Dura lotta del presente, infine, è quella combattuta dal New York Times.
La Gray Lady rischia l’assottigliamento della sua edizione cartacea o addirittura il fallimento e la chiusura, come già accaduto a molti quotidiani nel corso del 2010. Stritolato tra social media e WikiLeaks, costretto ad ipotecare la sua storica sede (lo splendido grattacielo progettato da Renzo Piano), il NYT decide di lottare davvero, sfoderando il suo giornalismo migliore, quello dei professionisti sul campo, dell’approfondimento a tutti i costi, della critica al giornalismo “mordi e fuggi” delle tv e di internet. One year inside the NYT è l’appassionante diario di un anno dentro il più prestigioso quotidiano d’America.

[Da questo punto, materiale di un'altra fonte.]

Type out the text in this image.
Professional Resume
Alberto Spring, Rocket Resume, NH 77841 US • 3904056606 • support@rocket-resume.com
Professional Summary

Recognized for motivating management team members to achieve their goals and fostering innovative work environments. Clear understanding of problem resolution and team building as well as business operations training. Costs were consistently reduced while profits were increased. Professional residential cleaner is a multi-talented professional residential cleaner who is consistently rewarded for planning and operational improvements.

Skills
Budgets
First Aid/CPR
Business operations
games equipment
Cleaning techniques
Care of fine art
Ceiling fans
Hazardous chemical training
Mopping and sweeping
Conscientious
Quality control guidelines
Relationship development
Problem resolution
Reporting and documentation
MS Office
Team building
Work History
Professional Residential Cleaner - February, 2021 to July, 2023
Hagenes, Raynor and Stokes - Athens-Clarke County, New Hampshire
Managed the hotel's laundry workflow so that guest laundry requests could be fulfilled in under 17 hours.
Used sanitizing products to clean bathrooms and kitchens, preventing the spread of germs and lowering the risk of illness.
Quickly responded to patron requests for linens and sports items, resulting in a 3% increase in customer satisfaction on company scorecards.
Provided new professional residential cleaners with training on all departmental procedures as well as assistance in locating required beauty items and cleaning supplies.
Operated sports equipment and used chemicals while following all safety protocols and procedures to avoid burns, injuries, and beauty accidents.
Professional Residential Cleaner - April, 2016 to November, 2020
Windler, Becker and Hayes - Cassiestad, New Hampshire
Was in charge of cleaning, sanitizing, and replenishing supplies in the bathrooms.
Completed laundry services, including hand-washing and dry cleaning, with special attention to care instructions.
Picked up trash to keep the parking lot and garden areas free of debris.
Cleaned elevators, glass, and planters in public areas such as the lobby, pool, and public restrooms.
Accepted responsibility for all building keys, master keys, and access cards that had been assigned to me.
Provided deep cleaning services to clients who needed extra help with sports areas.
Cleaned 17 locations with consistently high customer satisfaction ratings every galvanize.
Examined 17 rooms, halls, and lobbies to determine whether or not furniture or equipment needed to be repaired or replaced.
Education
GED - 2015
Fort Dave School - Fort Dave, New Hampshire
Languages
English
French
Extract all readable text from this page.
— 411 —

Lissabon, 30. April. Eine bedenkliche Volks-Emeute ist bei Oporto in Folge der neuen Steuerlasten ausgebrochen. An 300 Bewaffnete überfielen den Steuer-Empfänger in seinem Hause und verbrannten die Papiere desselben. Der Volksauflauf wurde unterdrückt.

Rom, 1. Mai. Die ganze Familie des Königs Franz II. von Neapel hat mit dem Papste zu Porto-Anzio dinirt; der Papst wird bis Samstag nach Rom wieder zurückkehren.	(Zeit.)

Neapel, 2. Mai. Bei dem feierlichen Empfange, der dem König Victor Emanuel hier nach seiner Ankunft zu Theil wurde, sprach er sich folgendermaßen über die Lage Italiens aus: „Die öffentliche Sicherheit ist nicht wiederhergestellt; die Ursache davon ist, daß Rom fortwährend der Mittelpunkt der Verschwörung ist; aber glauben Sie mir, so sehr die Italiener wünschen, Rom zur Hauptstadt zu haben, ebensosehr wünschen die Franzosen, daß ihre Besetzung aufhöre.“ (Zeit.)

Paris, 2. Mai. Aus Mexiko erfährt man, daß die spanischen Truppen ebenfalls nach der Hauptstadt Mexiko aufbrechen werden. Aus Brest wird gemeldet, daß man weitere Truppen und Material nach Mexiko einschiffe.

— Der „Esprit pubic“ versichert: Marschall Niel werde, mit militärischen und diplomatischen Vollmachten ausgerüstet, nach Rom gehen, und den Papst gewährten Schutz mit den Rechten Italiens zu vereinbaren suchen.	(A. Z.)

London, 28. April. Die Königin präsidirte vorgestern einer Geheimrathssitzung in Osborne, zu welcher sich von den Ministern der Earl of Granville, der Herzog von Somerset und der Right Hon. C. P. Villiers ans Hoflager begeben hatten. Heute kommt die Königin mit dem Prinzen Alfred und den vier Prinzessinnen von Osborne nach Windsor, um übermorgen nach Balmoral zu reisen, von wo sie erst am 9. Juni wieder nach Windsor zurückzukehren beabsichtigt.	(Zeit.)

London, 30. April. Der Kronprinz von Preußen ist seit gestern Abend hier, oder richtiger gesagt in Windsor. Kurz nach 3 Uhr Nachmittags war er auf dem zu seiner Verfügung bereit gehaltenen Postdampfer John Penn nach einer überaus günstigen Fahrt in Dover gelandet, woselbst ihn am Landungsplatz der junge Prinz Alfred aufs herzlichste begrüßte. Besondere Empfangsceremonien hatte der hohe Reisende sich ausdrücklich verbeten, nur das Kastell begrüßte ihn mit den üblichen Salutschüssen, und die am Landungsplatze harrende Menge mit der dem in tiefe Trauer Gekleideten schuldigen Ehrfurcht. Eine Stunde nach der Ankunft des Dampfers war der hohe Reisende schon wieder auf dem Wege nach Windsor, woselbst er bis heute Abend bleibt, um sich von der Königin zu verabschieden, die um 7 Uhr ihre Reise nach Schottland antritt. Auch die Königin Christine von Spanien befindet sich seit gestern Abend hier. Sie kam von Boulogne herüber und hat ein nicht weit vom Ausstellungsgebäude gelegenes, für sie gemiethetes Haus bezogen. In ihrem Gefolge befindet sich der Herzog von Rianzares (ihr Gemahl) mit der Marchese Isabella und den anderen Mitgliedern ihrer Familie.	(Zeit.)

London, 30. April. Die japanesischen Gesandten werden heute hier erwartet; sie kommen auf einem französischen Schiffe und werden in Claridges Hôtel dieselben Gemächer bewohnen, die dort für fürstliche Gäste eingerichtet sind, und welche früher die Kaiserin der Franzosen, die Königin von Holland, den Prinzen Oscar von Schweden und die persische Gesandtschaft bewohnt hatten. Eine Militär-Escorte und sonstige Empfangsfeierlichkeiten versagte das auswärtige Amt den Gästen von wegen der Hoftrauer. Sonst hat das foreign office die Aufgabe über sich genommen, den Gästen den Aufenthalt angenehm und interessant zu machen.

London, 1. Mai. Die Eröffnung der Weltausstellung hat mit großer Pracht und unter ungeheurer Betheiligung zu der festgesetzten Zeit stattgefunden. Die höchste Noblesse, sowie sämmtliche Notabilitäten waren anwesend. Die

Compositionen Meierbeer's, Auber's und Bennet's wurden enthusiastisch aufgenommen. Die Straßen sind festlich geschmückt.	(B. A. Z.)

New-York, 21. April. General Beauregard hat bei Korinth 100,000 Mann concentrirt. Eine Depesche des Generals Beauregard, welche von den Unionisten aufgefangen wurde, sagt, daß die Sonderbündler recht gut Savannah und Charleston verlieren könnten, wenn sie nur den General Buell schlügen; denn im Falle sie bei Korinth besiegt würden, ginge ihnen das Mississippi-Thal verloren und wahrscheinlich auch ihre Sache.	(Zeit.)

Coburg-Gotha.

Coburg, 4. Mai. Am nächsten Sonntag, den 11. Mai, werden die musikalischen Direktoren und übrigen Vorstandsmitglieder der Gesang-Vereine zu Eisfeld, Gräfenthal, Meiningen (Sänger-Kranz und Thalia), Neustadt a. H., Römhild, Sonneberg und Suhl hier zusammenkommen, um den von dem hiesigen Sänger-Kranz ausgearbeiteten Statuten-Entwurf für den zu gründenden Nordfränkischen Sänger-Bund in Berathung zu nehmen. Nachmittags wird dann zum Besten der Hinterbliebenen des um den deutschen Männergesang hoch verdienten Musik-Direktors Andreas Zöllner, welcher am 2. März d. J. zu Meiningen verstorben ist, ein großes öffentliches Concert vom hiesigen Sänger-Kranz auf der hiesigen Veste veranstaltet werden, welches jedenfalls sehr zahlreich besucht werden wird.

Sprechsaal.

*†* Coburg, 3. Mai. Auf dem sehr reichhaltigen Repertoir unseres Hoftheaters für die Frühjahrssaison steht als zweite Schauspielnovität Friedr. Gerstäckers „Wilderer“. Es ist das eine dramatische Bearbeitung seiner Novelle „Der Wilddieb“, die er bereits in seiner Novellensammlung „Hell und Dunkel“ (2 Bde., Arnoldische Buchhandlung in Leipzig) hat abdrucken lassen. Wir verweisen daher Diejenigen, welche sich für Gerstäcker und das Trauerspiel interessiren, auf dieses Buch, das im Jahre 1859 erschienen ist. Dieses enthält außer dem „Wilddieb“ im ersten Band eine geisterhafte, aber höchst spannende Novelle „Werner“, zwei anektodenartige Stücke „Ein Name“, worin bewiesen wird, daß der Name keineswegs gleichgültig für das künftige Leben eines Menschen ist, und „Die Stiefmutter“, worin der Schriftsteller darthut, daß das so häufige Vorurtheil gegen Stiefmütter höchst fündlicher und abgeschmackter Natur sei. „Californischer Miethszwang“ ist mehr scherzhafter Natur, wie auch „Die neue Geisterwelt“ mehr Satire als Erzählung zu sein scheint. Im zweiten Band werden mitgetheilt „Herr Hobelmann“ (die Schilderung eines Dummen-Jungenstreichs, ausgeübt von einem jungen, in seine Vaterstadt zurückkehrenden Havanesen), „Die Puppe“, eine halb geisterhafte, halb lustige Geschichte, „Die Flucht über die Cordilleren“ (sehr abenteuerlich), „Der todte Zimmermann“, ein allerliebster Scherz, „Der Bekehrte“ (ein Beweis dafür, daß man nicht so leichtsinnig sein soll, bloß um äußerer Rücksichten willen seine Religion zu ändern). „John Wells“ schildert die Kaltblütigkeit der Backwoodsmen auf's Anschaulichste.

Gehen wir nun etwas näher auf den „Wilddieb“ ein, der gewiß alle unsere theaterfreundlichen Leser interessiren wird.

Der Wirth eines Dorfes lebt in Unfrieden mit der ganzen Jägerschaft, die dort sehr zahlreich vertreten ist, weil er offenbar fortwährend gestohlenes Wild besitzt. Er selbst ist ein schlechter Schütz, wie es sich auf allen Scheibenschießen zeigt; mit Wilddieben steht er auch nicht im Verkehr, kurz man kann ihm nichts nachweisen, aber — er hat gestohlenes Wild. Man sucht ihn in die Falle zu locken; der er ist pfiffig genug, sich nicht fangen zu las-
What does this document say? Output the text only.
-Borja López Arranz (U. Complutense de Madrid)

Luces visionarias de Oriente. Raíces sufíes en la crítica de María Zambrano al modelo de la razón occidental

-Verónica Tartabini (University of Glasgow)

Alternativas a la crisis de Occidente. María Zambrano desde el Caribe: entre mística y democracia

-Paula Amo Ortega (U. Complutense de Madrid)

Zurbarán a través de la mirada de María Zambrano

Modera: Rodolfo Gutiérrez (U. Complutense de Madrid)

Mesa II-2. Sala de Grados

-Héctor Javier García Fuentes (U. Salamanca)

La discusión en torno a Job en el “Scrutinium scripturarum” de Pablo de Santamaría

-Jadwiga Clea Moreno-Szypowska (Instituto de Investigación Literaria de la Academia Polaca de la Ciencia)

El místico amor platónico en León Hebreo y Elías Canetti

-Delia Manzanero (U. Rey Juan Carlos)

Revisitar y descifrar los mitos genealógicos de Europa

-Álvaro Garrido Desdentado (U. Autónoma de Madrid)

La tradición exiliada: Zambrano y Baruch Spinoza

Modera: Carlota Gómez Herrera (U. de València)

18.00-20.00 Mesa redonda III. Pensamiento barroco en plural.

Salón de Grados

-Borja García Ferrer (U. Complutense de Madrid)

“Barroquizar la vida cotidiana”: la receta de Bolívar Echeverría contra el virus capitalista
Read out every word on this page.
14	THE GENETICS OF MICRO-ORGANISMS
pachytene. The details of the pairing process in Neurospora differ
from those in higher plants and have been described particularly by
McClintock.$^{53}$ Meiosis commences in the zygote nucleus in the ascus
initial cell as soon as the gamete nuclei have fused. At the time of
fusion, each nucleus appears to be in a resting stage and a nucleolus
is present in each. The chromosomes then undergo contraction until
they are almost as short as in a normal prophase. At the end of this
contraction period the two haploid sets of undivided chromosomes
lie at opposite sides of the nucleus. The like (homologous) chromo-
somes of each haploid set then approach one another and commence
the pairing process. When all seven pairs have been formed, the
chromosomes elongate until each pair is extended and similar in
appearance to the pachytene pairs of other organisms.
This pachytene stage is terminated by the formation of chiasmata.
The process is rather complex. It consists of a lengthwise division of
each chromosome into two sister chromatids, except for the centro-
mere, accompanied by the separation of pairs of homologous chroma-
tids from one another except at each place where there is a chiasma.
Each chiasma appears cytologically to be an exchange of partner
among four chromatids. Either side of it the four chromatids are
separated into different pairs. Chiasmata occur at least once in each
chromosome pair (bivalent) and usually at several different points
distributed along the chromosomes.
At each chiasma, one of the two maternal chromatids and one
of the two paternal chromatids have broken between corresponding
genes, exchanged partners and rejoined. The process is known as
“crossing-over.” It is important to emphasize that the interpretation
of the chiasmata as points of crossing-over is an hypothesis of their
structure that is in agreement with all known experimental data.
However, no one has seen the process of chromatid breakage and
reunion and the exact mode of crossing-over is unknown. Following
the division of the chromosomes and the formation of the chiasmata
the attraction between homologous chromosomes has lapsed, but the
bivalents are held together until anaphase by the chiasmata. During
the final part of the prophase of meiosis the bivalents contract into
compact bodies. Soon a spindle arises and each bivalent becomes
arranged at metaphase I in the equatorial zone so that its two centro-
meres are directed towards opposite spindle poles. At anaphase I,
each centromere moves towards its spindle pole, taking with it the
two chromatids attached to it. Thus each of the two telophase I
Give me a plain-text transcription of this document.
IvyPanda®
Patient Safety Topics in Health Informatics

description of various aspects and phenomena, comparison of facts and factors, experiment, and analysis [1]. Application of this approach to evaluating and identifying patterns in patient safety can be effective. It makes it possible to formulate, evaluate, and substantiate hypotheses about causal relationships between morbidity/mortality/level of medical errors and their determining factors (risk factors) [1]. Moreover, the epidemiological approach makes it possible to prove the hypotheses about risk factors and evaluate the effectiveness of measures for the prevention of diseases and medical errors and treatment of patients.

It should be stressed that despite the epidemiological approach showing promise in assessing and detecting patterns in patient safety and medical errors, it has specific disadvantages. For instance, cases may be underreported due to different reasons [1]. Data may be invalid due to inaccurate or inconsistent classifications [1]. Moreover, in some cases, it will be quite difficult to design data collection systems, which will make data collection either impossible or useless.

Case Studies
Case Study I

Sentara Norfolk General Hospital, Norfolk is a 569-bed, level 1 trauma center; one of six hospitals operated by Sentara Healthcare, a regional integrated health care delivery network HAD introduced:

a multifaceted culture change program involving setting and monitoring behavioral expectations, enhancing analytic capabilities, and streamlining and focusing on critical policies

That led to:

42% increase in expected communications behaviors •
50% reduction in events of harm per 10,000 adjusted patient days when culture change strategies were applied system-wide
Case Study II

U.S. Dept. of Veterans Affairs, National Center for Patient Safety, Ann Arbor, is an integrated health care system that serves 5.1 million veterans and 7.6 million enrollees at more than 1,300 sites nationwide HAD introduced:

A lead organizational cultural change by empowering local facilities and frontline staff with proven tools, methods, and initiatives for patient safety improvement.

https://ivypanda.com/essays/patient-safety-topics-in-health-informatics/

Guardano al futuro, invece, gli elettori protagonisti di An African Election, eccezionale cronaca delle elezioni del 2008 in Ghana. In una chiacchierata post-film, il regista Jarreth Merz e la sceneggiatrice Erika Tasini ci raccontano come le centinaia di ore di girato accumulate in un Ghana in ebollizione elettorale siano prima di tutto la testimonianza di un’Africa positiva.
“Il Ghana è una democrazia faticosa e partecipata, è il volto di un’Africa ottimista” ci dicono, e mi viene in mente che quest’ Africa avrebbe molto da insegnare alle vecchie e sfiduciate democrazie occidentali.